- Born: Vladimir Grigorievich Shushlin 26 July 1896 Grodno, Russian Empire
- Died: 23 October 1978 (aged 82) Moscow, USSR
- Other names: Su Shi Lin
- Occupation: Opera singer
- Years active: 1909–1942

= Vladimir Shushlin =

Soviet vocalist

Vladimir Grigorievich Shushlin (Russian: Владимир Григорьевич Шушлин; 26 July 1896 – 23 October 1978) was a Russian opera singer. He is called "the founder of Chinese vocal singing" and was the first foreign singer in China to perform Chinese songs in the original language. Shushlin was known for his rich, bass singing voice and to his use of the traditional Italian opera style.

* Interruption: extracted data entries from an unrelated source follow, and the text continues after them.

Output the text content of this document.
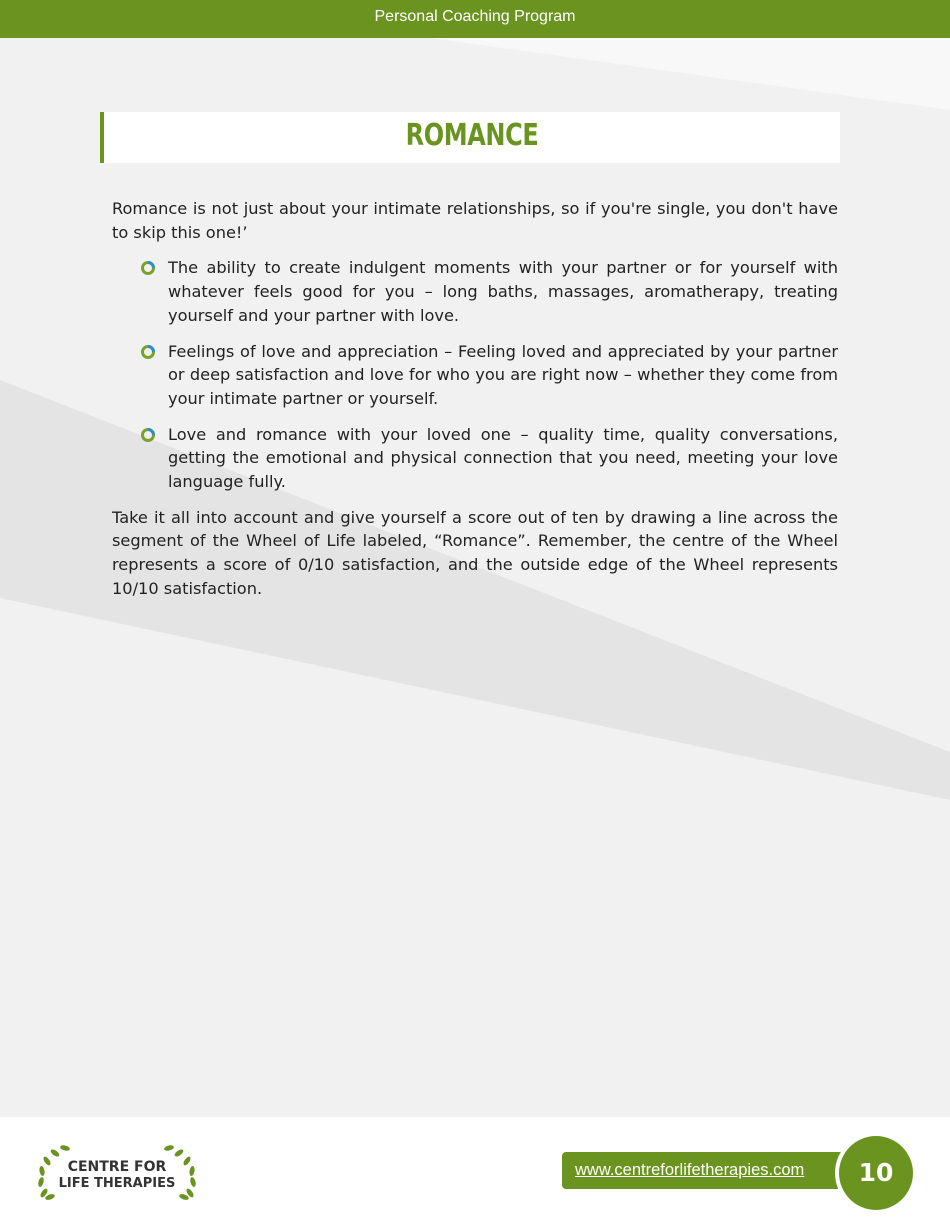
Personal Coaching Program
ROMANCE

Romance is not just about your intimate relationships, so if you're single, you don't have to skip this one!’

The ability to create indulgent moments with your partner or for yourself with whatever feels good for you – long baths, massages, aromatherapy, treating yourself and your partner with love.
Feelings of love and appreciation – Feeling loved and appreciated by your partner or deep satisfaction and love for who you are right now – whether they come from your intimate partner or yourself.
Love and romance with your loved one – quality time, quality conversations, getting the emotional and physical connection that you need, meeting your love language fully.

Take it all into account and give yourself a score out of ten by drawing a line across the segment of the Wheel of Life labeled, “Romance”. Remember, the centre of the Wheel represents a score of 0/10 satisfaction, and the outside edge of the Wheel represents 10/10 satisfaction.

CENTRE FOR
LIFE THERAPIES
www.centreforlifetherapies.com	10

Shushlin was born in Grodno in 1896 and attended the St. Petersburg State Academic Capella in the early 1900s. Here he studied under Mikhail Klimov. Shushlin took up piano and violin before settling on operatic singing. He later joined the Mariinsky Theater, where he performed with Feodor Chaliapin and sang in the opera Boris Godunov. The two became good friends and continued to perform together, including in The Golden Cockerel. Shushlin graduated from the Saint Petersburg Conservatory in 1920. Between 1922 and 1924, he performed with the Saint Petersburg Philharmonic Orchestra. His last performance with them was of Götterdämmerung on 16 April 1924.

Fleeing Russia after the Russian Revolution, Shushlin moved to Harbin in 1924. Here he taught music and performed, going by the name Su Shi Lin. In 1927, he left to perform a tour of Japan and the Philippines. Shushlin returned to China in 1929 and moved to Shanghai. At the behest of Xiao Youmei, Shushlin joined the Shanghai Conservatory of Music in September 1930. Ding Shande considered Shushlin a teacher of 'first rank'.

Shushlin returned to Russia in 1956 and became a professor at the Moscow Conservatory. He died in Moscow in 1978.